Candy channels that outsider feeling into her music." Opulence," is not only the title of her single, it’s also her wellspring of inspiration (she has the word tattooed on her neck), which she says sprung from multiple viewings of the documentary Paris Is Burning. The 1990 film chronicles the community of black, Latino, gay, and transgendered people who converged upon New York City’s underground drag balls in the ’80s and expressed their identities with over-the-top costumes and styles of dance.

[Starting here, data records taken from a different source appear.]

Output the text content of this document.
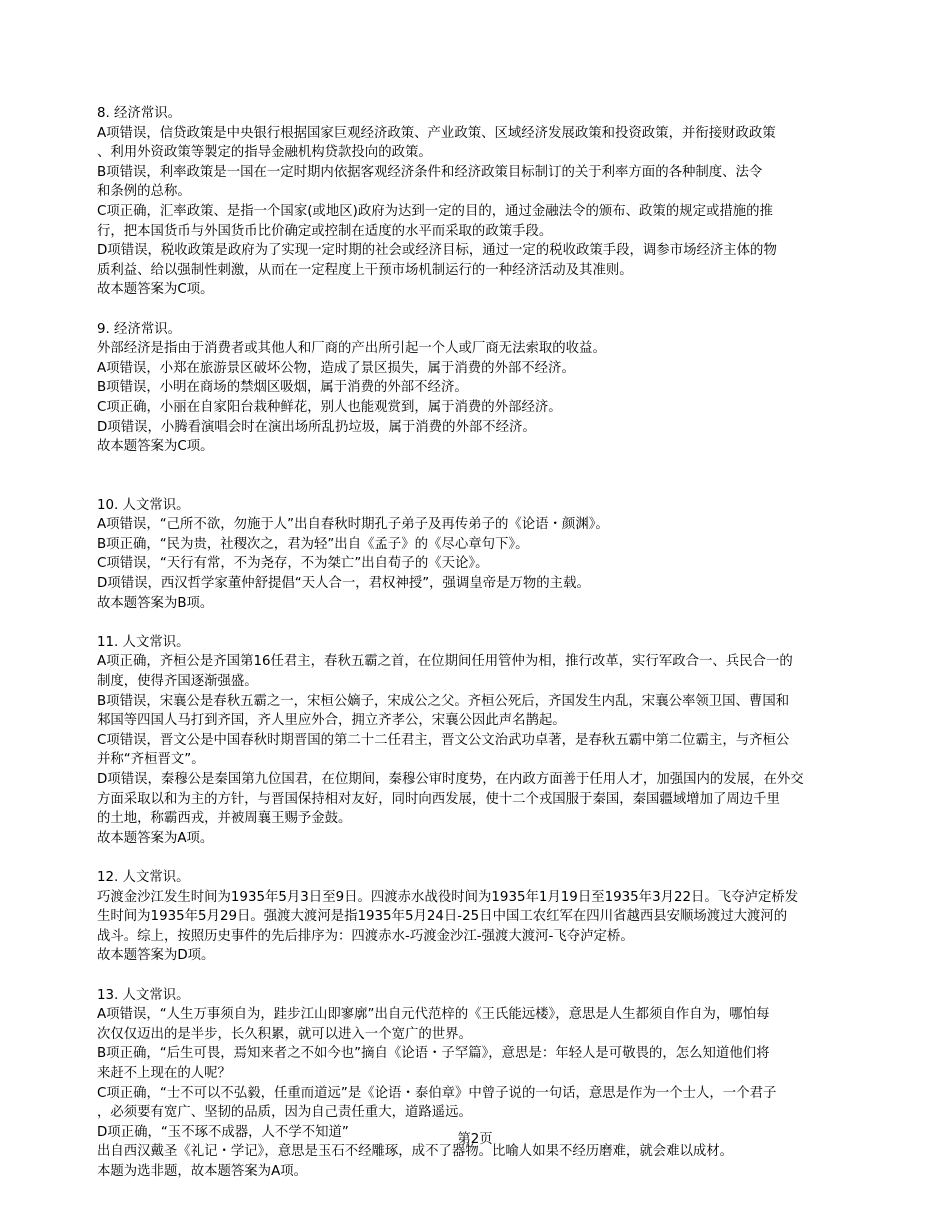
8. 经济常识。
A项错误，信贷政策是中央银行根据国家巨观经济政策、产业政策、区域经济发展政策和投资政策，并衔接财政政策
、利用外资政策等製定的指导金融机构贷款投向的政策。
B项错误，利率政策是一国在一定时期内依据客观经济条件和经济政策目标制订的关于利率方面的各种制度、法令
和条例的总称。
C项正确，汇率政策、是指一个国家(或地区)政府为达到一定的目的，通过金融法令的颁布、政策的规定或措施的推
行，把本国货币与外国货币比价确定或控制在适度的水平而采取的政策手段。
D项错误，税收政策是政府为了实现一定时期的社会或经济目标，通过一定的税收政策手段，调参市场经济主体的物
质利益、给以强制性刺激，从而在一定程度上干预市场机制运行的一种经济活动及其准则。
故本题答案为C项。
9. 经济常识。
外部经济是指由于消费者或其他人和厂商的产出所引起一个人或厂商无法索取的收益。
A项错误，小郑在旅游景区破坏公物，造成了景区损失，属于消费的外部不经济。
B项错误，小明在商场的禁烟区吸烟，属于消费的外部不经济。
C项正确，小丽在自家阳台栽种鲜花，别人也能观赏到，属于消费的外部经济。
D项错误，小腾看演唱会时在演出场所乱扔垃圾，属于消费的外部不经济。
故本题答案为C项。
10. 人文常识。
A项错误，“己所不欲，勿施于人”出自春秋时期孔子弟子及再传弟子的《论语・颜渊》。
B项正确，“民为贵，社稷次之，君为轻”出自《孟子》的《尽心章句下》。
C项错误，“天行有常，不为尧存，不为桀亡”出自荀子的《天论》。
D项错误，西汉哲学家董仲舒提倡“天人合一，君权神授”，强调皇帝是万物的主载。
故本题答案为B项。
11. 人文常识。
A项正确，齐桓公是齐国第16任君主，春秋五霸之首，在位期间任用管仲为相，推行改革，实行军政合一、兵民合一的
制度，使得齐国逐渐强盛。
B项错误，宋襄公是春秋五霸之一，宋桓公嫡子，宋成公之父。齐桓公死后，齐国发生内乱，宋襄公率领卫国、曹国和
邾国等四国人马打到齐国，齐人里应外合，拥立齐孝公，宋襄公因此声名鹊起。
C项错误，晋文公是中国春秋时期晋国的第二十二任君主，晋文公文治武功卓著，是春秋五霸中第二位霸主，与齐桓公
并称“齐桓晋文”。
D项错误，秦穆公是秦国第九位国君，在位期间，秦穆公审时度势，在内政方面善于任用人才，加强国内的发展，在外交
方面采取以和为主的方针，与晋国保持相对友好，同时向西发展，使十二个戎国服于秦国，秦国疆域增加了周边千里
的土地，称霸西戎，并被周襄王赐予金鼓。
故本题答案为A项。
12. 人文常识。
巧渡金沙江发生时间为1935年5月3日至9日。四渡赤水战役时间为1935年1月19日至1935年3月22日。飞夺泸定桥发
生时间为1935年5月29日。强渡大渡河是指1935年5月24日-25日中国工农红军在四川省越西县安顺场渡过大渡河的
战斗。综上，按照历史事件的先后排序为：四渡赤水-巧渡金沙江-强渡大渡河-飞夺泸定桥。
故本题答案为D项。
13. 人文常识。
A项错误，“人生万事须自为，跬步江山即寥廓”出自元代范梓的《王氏能远楼》，意思是人生都须自作自为，哪怕每
次仅仅迈出的是半步，长久积累，就可以进入一个宽广的世界。
B项正确，“后生可畏，焉知来者之不如今也”摘自《论语・子罕篇》，意思是：年轻人是可敬畏的，怎么知道他们将
来赶不上现在的人呢？
C项正确，“士不可以不弘毅，任重而道远”是《论语・泰伯章》中曾子说的一句话，意思是作为一个士人，一个君子
，必须要有宽广、坚韧的品质，因为自己责任重大，道路遥远。
D项正确，“玉不琢不成器，人不学不知道”
出自西汉戴圣《礼记・学记》，意思是玉石不经雕琢，成不了器物。比喻人如果不经历磨难，就会难以成材。
本题为选非题，故本题答案为A项。
第2页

"I could relate to it on so many different levels," Candy says. "I had an epiphany when the host announced the category Opulence. He said, ‘You own everything.’ Now this is queer culture in the '80s in New York; not the safest place to be if you're gay and flamboyant and out, but in those rooms, these people were safe. This is where they went to be free. In that moment, they had all this power and I connected with it so much. At the time, my mom had found out that I liked girls and kicked me out. I was living in my car and stripping at the Seventh Veil in Hollywood to support myself, spending 12 hours a day braiding my hair and doing whatever I had to do to get a crazy outfit made for Mustache Mondays, which was an underground gay club night I used to go to. I would strut around in the same way and get the same attention. It was the only place I felt like the other things in my life didn't matter. I was finally home."
Candy’s goal is to recapture those powerful feelings in her songs, including "Godzillionaire" and "Feel Yourself (Alcohol)" from her EP. "They all have the same idea," she says. "Two years ago, I was in a dark place. I want to empower the person I was before I learned how to express myself and help others do the same. I want to provoke something inside of them. But mainly, I want them to feel tough. I want them to feel like they can take on whatever they have to do with ease and poise and edge."